Survivaliste c’est un peu comme décroissant, c’est un mot qui fait mi rigoler mi flipper. On imagine des américains un peu stupides qui construisent des bunkers au fond de leur jardin. Et puis il y a eu le coronavirus, les stocks de farine et les pénuries de papier wc…. Si on veut bien l’admettre on est tous un peu survivaliste.

D’ailleurs en France, comme l’explique Bertrand Vidal, sociologue, on envisage plutôt tout cela comme un néo survivialisme :
« les néosurvivalistes quittent les villes mais pas pour aménager leur bunker, plutôt pour aménager ce qu’ils appellent leur base autonome durable, un petit lopin de terre qu’ils vont cultiver, où ils vont appliquer la permaculture, la biodynamie. Le tout en essayant d’avoir une identité à l’inverse du monde tel qu’il le voit, du consumérisme, de la société du tout jetable. » (référence ici)

Mais comme dirait Pablo Servigné
« la survie n’est pas la vie, survivre ou vivre ne nous mettent pas dans la même posture, ni la même attitude ».

Si aujourd’hui on désire encore militer pour la vie, il faut plutôt concentrer ses efforts vers une préparation collective. L’apprentissage d’une autre forme de monde, en plus, ou plutôt que, de se diriger vers des mouvements d’autosubsistance individuelle.

Comment ne pas tomber dans l’éco anxiété?

On en a déjà brièvement parlé ici. L’eco anxieté n’est pas une maladie imaginaire, mais bien un mal collectif et actuel. C’est une véritable angoisse et souvent elle peut s’avérer paralysante, ou fataliste. Dans les deux cas cela pousse à l’immobilisme. Or c’est justement le problème, qui est double d’ailleurs. Si on n’agit pas concrètement, de façon à dégager du positif de la situation, on ne peut pas sortir de cette dépression. De plus, en restant immobile, voire sidérer, on ne va pas non plus pouvoir aider le collectif.

Malgré leurs théories alarmistes, les collapsologues ont foi en l’humain et dans sa capacité de résilience. Peut- être, et on peut l’espérer, l’humain aura encore sa place dans un monde post capitaliste.

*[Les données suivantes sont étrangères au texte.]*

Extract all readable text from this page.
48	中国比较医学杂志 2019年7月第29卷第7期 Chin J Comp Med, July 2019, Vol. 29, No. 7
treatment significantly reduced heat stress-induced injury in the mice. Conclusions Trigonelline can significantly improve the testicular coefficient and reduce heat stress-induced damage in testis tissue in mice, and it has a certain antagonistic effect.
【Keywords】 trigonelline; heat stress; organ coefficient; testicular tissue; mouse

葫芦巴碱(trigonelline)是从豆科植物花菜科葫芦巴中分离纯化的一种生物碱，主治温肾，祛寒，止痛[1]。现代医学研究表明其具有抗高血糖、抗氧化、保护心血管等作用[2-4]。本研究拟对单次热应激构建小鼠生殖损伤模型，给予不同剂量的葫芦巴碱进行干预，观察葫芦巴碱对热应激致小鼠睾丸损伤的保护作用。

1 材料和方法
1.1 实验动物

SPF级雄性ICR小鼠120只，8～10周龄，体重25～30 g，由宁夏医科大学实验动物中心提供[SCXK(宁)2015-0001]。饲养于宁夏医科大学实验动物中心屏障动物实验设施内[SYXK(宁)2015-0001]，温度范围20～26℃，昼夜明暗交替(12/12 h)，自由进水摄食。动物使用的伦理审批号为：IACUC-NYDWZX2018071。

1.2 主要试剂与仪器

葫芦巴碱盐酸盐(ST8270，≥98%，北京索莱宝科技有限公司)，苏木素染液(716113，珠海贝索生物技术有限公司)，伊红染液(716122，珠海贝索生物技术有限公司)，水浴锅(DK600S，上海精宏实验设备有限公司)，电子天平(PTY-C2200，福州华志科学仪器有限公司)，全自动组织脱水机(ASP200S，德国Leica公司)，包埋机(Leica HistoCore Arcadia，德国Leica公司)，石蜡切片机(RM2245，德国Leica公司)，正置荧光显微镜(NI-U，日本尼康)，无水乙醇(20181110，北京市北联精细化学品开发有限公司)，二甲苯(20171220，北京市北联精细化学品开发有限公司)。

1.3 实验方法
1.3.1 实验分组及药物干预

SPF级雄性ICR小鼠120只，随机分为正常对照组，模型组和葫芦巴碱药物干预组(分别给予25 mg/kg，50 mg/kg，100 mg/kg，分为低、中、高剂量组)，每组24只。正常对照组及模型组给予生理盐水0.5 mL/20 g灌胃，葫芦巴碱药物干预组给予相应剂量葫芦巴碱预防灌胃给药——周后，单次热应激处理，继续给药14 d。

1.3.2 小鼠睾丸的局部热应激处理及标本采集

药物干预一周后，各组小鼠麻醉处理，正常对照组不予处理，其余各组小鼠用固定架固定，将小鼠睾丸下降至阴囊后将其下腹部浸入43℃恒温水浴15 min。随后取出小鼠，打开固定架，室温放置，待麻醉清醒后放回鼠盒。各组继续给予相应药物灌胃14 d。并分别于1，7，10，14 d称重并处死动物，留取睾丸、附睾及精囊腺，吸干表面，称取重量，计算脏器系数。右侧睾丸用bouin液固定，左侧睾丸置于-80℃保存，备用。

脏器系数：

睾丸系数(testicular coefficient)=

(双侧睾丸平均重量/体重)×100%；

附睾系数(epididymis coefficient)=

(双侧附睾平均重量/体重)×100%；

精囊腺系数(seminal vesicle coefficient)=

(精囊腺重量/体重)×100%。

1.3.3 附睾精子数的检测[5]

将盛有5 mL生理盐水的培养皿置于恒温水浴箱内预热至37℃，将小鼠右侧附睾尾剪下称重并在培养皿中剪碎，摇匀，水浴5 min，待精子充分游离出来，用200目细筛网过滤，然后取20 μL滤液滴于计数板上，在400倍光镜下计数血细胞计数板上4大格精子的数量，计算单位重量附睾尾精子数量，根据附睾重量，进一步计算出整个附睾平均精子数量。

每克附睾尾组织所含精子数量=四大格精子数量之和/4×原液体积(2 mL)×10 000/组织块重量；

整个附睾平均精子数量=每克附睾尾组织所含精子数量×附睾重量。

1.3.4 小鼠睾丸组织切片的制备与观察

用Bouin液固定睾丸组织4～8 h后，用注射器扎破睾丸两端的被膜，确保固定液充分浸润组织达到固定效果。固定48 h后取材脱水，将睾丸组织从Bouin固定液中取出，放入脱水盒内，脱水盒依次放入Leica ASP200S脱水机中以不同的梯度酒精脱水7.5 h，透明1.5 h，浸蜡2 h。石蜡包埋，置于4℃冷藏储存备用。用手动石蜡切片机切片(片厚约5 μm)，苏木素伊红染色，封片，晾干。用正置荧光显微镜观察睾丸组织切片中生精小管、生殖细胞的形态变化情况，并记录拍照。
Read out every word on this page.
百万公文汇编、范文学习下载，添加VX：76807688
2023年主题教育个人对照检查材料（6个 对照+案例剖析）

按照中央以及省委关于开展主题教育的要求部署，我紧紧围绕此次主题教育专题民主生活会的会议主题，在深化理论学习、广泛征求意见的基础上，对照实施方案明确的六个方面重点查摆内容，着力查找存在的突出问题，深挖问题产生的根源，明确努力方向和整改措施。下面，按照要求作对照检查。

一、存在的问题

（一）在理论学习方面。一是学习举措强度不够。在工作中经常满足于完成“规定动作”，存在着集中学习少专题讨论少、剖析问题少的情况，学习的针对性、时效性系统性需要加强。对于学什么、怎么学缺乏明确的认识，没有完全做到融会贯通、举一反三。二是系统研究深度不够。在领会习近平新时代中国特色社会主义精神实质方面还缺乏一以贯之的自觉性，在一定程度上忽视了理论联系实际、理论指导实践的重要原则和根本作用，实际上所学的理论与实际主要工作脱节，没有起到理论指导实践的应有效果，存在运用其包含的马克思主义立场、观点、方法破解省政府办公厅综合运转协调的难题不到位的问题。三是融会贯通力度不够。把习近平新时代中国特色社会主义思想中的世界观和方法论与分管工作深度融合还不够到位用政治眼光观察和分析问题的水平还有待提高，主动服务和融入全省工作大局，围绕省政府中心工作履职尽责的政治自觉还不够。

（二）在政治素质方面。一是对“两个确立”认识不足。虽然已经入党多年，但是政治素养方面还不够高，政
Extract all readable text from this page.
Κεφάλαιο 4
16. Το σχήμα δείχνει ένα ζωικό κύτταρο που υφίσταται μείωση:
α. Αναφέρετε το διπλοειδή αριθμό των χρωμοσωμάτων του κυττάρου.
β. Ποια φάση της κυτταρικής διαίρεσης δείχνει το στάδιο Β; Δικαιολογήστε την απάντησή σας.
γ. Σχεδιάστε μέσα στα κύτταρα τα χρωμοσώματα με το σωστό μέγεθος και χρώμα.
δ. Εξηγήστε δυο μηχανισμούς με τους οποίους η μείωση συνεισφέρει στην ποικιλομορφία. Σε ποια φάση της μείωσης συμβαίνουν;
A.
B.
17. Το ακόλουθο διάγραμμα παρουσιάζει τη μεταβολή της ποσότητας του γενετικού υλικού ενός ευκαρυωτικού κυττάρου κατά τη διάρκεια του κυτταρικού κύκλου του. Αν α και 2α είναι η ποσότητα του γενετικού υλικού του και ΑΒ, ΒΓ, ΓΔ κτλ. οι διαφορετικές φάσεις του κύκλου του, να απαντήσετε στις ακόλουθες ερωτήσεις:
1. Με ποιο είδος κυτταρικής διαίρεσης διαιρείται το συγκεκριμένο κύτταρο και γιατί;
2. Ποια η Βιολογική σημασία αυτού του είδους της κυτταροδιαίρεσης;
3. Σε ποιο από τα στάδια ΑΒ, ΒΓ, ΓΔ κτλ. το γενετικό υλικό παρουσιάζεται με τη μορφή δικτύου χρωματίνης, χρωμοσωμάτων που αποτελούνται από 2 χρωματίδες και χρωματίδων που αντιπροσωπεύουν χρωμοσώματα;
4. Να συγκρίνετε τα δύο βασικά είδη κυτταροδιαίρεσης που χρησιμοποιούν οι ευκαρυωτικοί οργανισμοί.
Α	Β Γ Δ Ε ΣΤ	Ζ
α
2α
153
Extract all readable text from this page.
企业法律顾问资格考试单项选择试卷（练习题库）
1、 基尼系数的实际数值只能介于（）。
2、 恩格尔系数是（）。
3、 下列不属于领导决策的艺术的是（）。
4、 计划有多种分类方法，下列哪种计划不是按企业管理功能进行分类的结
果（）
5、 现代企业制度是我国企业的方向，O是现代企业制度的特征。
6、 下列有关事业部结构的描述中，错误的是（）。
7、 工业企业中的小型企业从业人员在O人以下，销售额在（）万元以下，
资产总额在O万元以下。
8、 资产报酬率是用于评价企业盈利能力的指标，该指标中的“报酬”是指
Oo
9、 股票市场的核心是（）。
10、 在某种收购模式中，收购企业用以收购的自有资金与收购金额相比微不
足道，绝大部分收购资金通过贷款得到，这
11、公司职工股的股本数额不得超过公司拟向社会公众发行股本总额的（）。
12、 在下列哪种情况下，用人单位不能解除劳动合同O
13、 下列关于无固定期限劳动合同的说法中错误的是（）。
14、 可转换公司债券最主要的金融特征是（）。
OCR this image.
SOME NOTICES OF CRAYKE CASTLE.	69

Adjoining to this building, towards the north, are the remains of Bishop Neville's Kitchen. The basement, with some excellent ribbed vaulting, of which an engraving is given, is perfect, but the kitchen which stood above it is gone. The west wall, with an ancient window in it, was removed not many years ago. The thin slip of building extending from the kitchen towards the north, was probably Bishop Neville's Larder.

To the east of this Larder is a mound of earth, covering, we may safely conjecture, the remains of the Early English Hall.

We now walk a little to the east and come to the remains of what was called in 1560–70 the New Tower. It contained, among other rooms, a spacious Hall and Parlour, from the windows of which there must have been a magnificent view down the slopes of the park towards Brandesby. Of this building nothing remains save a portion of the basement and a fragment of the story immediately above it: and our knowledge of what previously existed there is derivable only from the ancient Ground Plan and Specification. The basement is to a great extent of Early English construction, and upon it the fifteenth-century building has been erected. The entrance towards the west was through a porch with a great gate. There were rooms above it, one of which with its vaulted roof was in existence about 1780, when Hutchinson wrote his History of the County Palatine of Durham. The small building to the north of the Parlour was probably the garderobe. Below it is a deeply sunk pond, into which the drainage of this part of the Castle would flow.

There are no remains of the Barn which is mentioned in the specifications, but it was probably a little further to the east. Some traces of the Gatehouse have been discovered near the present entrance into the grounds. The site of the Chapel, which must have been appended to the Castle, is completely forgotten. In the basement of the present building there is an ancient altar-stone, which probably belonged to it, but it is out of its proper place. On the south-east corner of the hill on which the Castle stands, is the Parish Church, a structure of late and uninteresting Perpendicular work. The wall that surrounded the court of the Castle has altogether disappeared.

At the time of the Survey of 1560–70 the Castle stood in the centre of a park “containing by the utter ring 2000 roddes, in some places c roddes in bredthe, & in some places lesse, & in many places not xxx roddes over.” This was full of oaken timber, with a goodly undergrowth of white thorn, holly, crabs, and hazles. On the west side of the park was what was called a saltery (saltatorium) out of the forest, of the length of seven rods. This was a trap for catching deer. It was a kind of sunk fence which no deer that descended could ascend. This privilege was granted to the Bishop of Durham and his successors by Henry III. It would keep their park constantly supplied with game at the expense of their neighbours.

Pablo Servigne explique que l’on peut dès aujourd’hui se préparer à une nouvelle forme d’humanité, une fois d’humanité qui va devoir faire face à d’immenses défis. Pour cela, il est utile de changer de vision, de passer à l’individu au collectif, de créer d’ores et déjà des réseaux d’entraide et de solidarité.

J’ai aussi envie de rajouter qu’il serait temps de repenser notre idée de l’indépendance, et d’apprendre, ainsi qu’à nos enfants à devenir indépendants, autonomes, créatif d’un point de vue matériel, concret, et plus uniquement économique. Car être riche ça ne permet pas de savoir cultiver, cuisiner, réparer, inventer, réinventer… Si on y réfléchi bien, être riche c’est même rarement être indépendant. C’est mon analyse personnelle, mais j’ai l’impression qu’il est l’heure de repenser ces certitudes telles que l’indépendance, l’autonomie et juste la réussite, en les mettant en perspective avec les défi qui nous attendent dans l’avenir.

Pour aller plus loin

Pablo Servigne sur France Inter

Article du monde sur les néo survivalistes

S’adapter au changement climatique

Faut-il en finir avec la civilisation?

Il y a beaucoup de ressources sur le portail de Collapsologie: ici.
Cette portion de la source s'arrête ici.